Some preschools emphasize technology as early preparation for the careers of the future. But in an era when even Apple’s investors are warning that children are becoming addicted to devices, Adelphi’s Alice Brown Early Learning Center (ELC) has another approach to technology. Smartphones and tablets are out. Blocks and song circles are in.
“All the recent research on brain development and technology shows that what really helps children learn are warm, loving, reciprocal relationships,” said Laura Ludlam, M.S.Ed. ’00, director of the center. “We’re not against technology. We’re looking at what’s going to give children a firm foundation for future growth and success.”
Approximately 75 children attend the ELC. They range in age from 18 months to 5 years. The classroom for the youngest children has no technology at all, but in the classrooms for mixed groups of 3-, 4- and 5-year-olds, there are indeed computers with children’s programming and internet service. But they get surprisingly limited use, said Ludlam, who added, “Truthfully, children are much more interested in being actively engaged with materials and people.”

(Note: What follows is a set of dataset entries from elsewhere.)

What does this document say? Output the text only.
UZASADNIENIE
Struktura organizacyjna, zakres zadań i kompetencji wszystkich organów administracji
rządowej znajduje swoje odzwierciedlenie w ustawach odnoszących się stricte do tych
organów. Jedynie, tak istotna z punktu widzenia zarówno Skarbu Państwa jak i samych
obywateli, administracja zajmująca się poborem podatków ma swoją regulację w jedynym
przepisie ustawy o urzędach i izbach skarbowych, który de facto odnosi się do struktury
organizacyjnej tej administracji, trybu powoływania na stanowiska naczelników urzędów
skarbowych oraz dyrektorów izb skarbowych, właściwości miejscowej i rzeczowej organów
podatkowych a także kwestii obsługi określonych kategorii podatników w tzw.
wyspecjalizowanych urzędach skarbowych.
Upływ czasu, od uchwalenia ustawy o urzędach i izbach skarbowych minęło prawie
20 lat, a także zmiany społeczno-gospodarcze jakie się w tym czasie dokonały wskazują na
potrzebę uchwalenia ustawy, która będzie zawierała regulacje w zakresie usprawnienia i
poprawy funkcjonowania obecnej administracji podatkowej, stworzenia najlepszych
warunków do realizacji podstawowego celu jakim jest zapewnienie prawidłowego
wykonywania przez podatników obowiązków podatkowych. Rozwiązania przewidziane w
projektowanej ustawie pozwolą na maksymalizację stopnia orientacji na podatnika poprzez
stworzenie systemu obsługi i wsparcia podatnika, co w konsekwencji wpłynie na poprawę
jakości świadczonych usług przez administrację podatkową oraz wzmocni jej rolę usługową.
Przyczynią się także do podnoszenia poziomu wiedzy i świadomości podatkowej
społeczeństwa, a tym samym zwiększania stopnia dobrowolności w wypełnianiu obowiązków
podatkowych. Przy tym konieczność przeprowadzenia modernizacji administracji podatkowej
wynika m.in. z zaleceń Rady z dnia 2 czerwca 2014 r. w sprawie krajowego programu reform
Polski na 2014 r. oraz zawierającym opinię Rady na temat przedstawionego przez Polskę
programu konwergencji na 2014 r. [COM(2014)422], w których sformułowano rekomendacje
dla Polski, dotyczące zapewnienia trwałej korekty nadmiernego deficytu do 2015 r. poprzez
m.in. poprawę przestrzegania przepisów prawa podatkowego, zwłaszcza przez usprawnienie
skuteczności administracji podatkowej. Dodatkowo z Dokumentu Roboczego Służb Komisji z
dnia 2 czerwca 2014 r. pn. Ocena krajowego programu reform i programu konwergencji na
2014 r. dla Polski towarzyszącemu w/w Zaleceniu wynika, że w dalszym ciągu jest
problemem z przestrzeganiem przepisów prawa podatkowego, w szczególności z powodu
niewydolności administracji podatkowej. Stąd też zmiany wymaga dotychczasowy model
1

The ELC is also a training ground for Adelphi undergraduates majoring in fields related to early childhood. Ludlam sees the center’s low-tech approach benefiting them as well.
At lunch, she often sees tables full of college students lost in their phones, right next to each other but not interacting. Something amazing happens, though, when the undergraduates put away their phones and join the children, she said. Children, students, teachers—they all play.